When expressed alone at high levels, the human adenovirus E4orf4 protein exhibits tumor cell-specific p53-independent toxicity. A major E4orf4 target is the B55 class of PP2A regulatory subunits and we have shown recently that binding of E4orf4 inhibits PP2AB55 phosphatase activity in a dose-dependent fashion by preventing access of substrates. While interaction with B55 subunits is essential for toxicity, E4orf4 mutants exist that, despite binding B55 at high levels, are defective in cell killing, suggesting that other essential targets may exist. In an attempt to identify additional targets we undertook a proteomics approach to characterize E4orf4-interacting proteins. Our findings indicated that, in addition to PP2AB55 subunits, ASPP-PP1 complex subunits were found among the major E4orf4-binding species. Both the PP2A and ASPP-PP1 phosphatases are known to positively regulate effectors of the Hippo signaling pathway that controls expression of cell growth/survival genes by dephosphorylating the YAP transcriptional co-activator. We find here that expression of E4orf4 results in hyperphosphorylation of YAP, suggesting that Hippo signaling may be affected by E4orf4 interactions with PP2AB55 and/or ASPP-PP1 phosphatases. Furthermore, knockdown YAP1 expression was seen to enhance E4orf4 killing, again consistent with a link between E4orf4 toxicity and inhibition of the Hippo pathway.
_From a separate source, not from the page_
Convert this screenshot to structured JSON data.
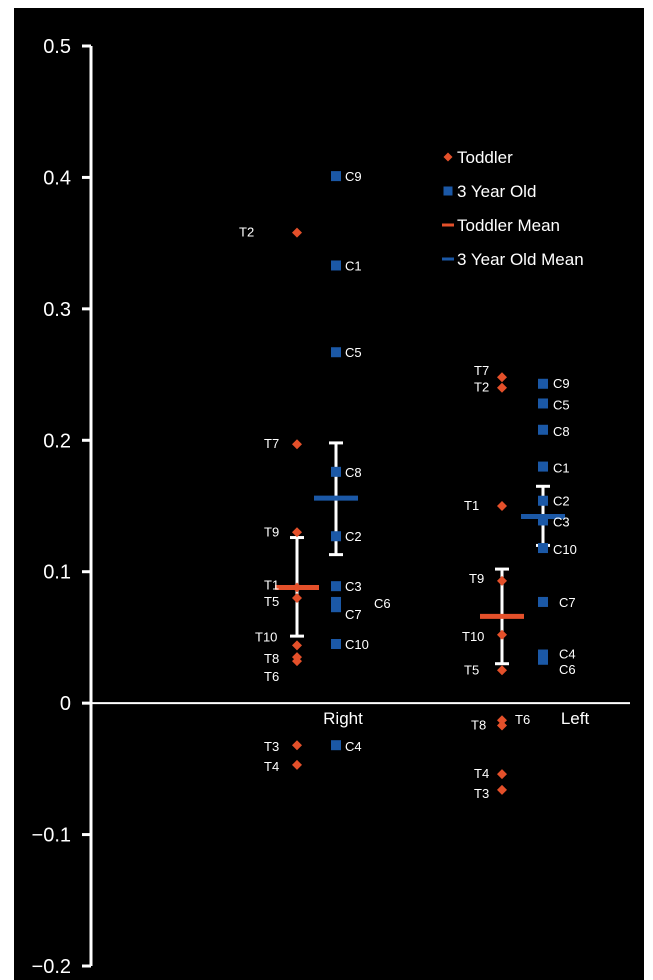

This effect may in fact contribute to the cancer cell specificity of E4orf4 toxicity as many human cancer cells rely heavily on the Hippo pathway for their enhanced proliferation.
IMPORTANCE:
The human adenovirus E4orf4 protein has been known for some time to induce tumor cell-specific death when expressed at high levels, and thus knowledge of its mode of action could be of importance for development of new cancer therapies. Although the B55 form of the phosphatase PP2A has long been known as an essential E4orf4 target, genetic analyses indicated that others must exist. To identify additional E4orf4 targets we performed, for the first time, a large scale affinity purification/mass spectrometry analysis of E4orf4 binding partners. Several additional candidates were detected, including key regulators of the Hippo signaling pathway that enhances cell viability in many cancers, and results of preliminary studies suggested a possible link between inhibition of Hippo signaling and E4orf4 toxicity.